In the age of artificial intelligence (AI) and apps, the workplace skills that seem to matter are largely technical. But, this trend is changing fast. The World Economic Forum has predicted a significant rise in demand for soft skills by 2020. Non-technical capabilities such as problem-solving, cognitive abilities, and social skills will be in demand, by a staggering 36% more.

That’s right. And the impact of this shift will be exponential. According to the Stanford Research Institute, 75% of long-term job success depends upon soft skills mastery, and only 25% on technical skills.

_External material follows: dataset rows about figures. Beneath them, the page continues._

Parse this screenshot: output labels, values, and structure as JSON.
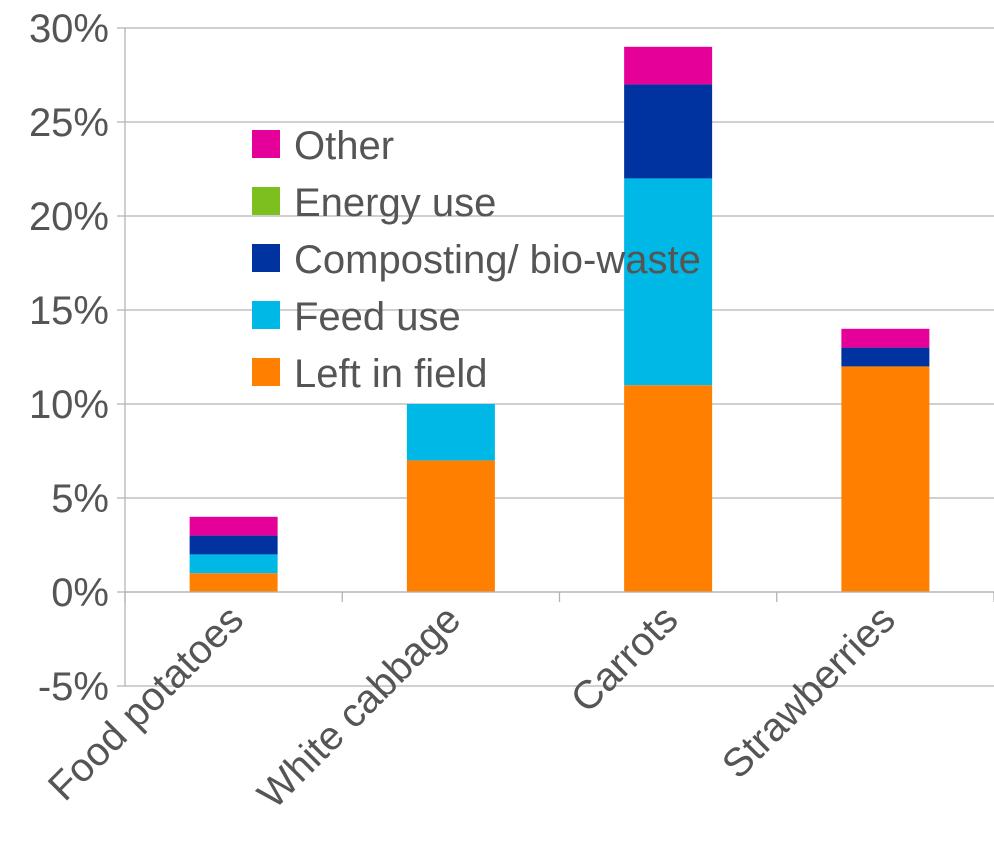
{
  "chart_data": {
    "type": "bar",
    "stacked": true,
    "categories": [
      "Food potatoes",
      "White cabbage",
      "Carrots",
      "Strawberries"
    ],
    "series": [
      {
        "name": "Left in field",
        "color": "#ff8000",
        "values": [
          1,
          7,
          11,
          12
        ]
      },
      {
        "name": "Feed use",
        "color": "#00b8e6",
        "values": [
          1,
          3,
          11,
          0
        ]
      },
      {
        "name": "Composting/ bio-waste",
        "color": "#0033a0",
        "values": [
          1,
          0,
          5,
          1
        ]
      },
      {
        "name": "Energy use",
        "color": "#7cbf1f",
        "values": [
          0,
          0,
          0,
          0
        ]
      },
      {
        "name": "Other",
        "color": "#e6009a",
        "values": [
          1,
          0,
          2,
          1
        ]
      }
    ],
    "ylim": [
      -5,
      30
    ],
    "yticks": [
      -5,
      0,
      5,
      10,
      15,
      20,
      25,
      30
    ],
    "y_unit": "%",
    "grid": true,
    "legend": "inside-top-left",
    "title": "",
    "xlabel": "",
    "ylabel": ""
  }
}
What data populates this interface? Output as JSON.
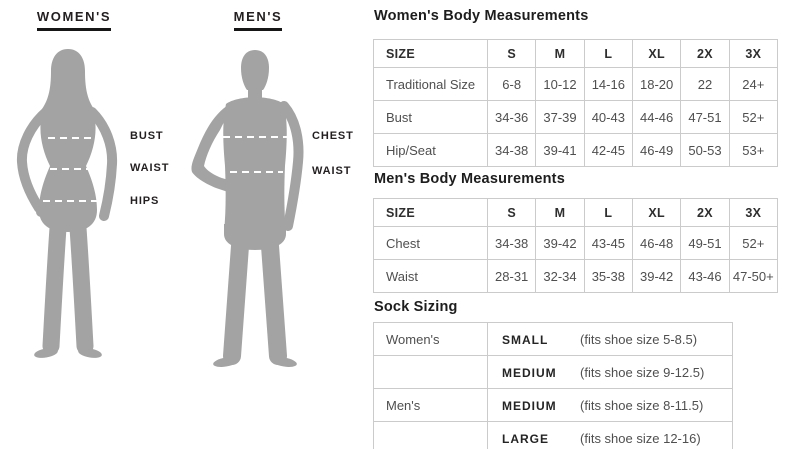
{
  "figures": {
    "silhouette_color": "#a3a3a3",
    "dash_color": "#ffffff",
    "women": {
      "header": "WOMEN'S",
      "labels": [
        "BUST",
        "WAIST",
        "HIPS"
      ]
    },
    "men": {
      "header": "MEN'S",
      "labels": [
        "CHEST",
        "WAIST"
      ]
    }
  },
  "tables": {
    "women_body": {
      "title": "Women's Body Measurements",
      "columns": [
        "SIZE",
        "S",
        "M",
        "L",
        "XL",
        "2X",
        "3X"
      ],
      "rows": [
        {
          "label": "Traditional Size",
          "values": [
            "6-8",
            "10-12",
            "14-16",
            "18-20",
            "22",
            "24+"
          ]
        },
        {
          "label": "Bust",
          "values": [
            "34-36",
            "37-39",
            "40-43",
            "44-46",
            "47-51",
            "52+"
          ]
        },
        {
          "label": "Hip/Seat",
          "values": [
            "34-38",
            "39-41",
            "42-45",
            "46-49",
            "50-53",
            "53+"
          ]
        }
      ]
    },
    "men_body": {
      "title": "Men's Body Measurements",
      "columns": [
        "SIZE",
        "S",
        "M",
        "L",
        "XL",
        "2X",
        "3X"
      ],
      "rows": [
        {
          "label": "Chest",
          "values": [
            "34-38",
            "39-42",
            "43-45",
            "46-48",
            "49-51",
            "52+"
          ]
        },
        {
          "label": "Waist",
          "values": [
            "28-31",
            "32-34",
            "35-38",
            "39-42",
            "43-46",
            "47-50+"
          ]
        }
      ]
    },
    "sock": {
      "title": "Sock Sizing",
      "rows": [
        {
          "group": "Women's",
          "size": "SMALL",
          "fits": "(fits shoe size 5-8.5)"
        },
        {
          "group": "",
          "size": "MEDIUM",
          "fits": "(fits shoe size 9-12.5)"
        },
        {
          "group": "Men's",
          "size": "MEDIUM",
          "fits": "(fits shoe size 8-11.5)"
        },
        {
          "group": "",
          "size": "LARGE",
          "fits": "(fits shoe size 12-16)"
        }
      ]
    }
  }
}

Why this sudden spike though?

The rate of change of technology is driving an increasingly competitive environment. The expectations of customers and staff are evolving alongside. This changes how businesses operate – be it in terms of strategy, products, or profit models. Having staff with the right mix of technical and soft skills is becoming critical for business success.

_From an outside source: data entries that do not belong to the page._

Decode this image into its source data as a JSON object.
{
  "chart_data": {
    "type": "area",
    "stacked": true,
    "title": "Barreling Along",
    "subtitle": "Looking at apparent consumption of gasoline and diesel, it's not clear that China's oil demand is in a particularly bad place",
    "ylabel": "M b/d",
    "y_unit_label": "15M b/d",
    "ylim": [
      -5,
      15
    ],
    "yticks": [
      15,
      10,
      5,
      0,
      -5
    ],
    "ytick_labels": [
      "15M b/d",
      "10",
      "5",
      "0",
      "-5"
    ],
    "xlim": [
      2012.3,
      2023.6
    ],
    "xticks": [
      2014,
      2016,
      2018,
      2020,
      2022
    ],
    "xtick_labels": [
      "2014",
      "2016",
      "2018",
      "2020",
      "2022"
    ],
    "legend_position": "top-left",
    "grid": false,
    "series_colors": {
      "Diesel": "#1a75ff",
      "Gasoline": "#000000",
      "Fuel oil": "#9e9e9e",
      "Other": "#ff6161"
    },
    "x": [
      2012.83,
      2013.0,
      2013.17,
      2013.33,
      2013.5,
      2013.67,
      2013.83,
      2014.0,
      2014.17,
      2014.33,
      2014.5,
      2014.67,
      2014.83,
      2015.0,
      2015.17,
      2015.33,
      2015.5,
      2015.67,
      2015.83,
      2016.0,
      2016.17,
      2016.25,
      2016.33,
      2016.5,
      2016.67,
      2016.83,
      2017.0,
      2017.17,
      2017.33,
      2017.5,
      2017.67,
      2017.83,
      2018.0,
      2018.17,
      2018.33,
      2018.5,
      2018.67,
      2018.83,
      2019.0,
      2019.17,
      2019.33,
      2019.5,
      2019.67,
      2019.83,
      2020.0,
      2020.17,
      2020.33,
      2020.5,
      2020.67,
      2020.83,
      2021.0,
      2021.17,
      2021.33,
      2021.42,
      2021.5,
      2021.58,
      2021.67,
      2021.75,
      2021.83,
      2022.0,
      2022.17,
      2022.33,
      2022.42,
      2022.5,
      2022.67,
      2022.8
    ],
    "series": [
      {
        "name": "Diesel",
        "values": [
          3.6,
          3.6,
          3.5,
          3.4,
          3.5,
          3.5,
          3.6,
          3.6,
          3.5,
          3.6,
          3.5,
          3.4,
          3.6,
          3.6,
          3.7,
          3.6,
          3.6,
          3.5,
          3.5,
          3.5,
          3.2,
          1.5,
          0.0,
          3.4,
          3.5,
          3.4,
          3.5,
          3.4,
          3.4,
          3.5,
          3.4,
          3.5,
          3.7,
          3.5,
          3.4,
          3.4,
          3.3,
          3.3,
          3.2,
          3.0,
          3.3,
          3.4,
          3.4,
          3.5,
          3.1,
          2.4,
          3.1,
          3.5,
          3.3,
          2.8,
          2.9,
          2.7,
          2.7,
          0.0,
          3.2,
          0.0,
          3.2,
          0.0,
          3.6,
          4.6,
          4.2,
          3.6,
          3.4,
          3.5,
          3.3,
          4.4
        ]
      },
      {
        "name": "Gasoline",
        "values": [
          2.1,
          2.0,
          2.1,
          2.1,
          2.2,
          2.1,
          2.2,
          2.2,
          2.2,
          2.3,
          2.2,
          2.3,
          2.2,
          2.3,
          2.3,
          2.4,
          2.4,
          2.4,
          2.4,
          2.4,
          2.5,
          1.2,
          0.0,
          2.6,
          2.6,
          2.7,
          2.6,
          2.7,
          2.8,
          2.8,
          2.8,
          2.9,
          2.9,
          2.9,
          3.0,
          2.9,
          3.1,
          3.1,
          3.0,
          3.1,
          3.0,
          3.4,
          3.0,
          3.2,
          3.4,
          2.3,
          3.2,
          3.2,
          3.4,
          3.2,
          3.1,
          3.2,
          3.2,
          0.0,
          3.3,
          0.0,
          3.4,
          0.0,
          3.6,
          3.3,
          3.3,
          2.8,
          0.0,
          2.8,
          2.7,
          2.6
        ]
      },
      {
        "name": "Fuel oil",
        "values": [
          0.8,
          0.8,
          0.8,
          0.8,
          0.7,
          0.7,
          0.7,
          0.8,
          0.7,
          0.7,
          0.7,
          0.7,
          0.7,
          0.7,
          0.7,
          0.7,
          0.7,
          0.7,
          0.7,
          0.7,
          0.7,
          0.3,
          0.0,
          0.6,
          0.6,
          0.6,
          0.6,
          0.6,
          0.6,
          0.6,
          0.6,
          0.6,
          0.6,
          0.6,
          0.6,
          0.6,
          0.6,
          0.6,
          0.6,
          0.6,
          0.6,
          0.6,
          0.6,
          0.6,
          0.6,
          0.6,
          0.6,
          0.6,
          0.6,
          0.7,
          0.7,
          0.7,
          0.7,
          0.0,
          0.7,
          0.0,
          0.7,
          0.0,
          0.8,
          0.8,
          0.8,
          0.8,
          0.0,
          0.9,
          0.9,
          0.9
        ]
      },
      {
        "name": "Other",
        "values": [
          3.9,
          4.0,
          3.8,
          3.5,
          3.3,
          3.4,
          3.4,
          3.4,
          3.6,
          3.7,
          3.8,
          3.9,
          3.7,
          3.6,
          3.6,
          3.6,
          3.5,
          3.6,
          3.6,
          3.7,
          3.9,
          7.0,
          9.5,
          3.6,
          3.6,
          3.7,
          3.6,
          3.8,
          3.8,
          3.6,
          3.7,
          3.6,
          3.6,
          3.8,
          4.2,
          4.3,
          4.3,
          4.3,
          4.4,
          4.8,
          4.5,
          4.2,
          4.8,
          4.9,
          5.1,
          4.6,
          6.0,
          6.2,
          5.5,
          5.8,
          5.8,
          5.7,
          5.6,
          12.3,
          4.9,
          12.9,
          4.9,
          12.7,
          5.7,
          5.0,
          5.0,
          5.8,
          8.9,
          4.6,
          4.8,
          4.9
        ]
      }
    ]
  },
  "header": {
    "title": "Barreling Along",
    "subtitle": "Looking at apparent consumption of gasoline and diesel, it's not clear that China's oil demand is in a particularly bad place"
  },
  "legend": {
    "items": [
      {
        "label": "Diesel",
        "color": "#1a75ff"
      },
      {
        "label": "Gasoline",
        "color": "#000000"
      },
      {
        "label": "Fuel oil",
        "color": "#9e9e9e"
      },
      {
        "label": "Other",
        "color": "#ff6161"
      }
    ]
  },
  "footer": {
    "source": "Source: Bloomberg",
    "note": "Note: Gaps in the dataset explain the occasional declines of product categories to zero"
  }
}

Digital disruption continues to change the skills landscape. Technology is making it easier to connect people across geographies. With this, more business functions can be automated. Thus, an increasing proportion of skill gaps that businesses are likely to face in the future will revolve around soft skills. For instance, human capital surveys suggest that almost 40% of jobs in Australia will be substituted with computing over the next decade.

The result: employees will be called on to combine digital literacy with essential human skills, such as communication and problem-solving. An example of what opportunities it might bring – despite the low cost of customer service technology options such as automated phone answering systems and text messaging, customers prefer live chat (73%), which provides access to real employees in real time.

Also, consider globalization. It is not a new trend. But, in the last 6-7 years, it has connected employees across the globe, giving rise to the need for diversity and inclusion. As you know, D&I needs soft skills like undoing biases, communicating, cultivating curiosity, cultural sensitivity, and emotional intelligence. In fact, a survey of 900 internationally active businesses showed that local employees with cross-cultural skills were important for their ability to operate in important international markets.

In tune with such shifts, companies like Cisco are pivoting quickly. According to Paul Wittich, Head of Virtual Sales, “15 years ago, all you needed was a solid technical understanding. Now, soft skills are just as valuable as technical skills.”

The impact of recruiting for, and developing such skills is unmistakable. For example, female employees in an Indian garment factory who were randomly assigned to a soft skills training program recorded a 12% increase in productivity. Are you willing to reach for such impact?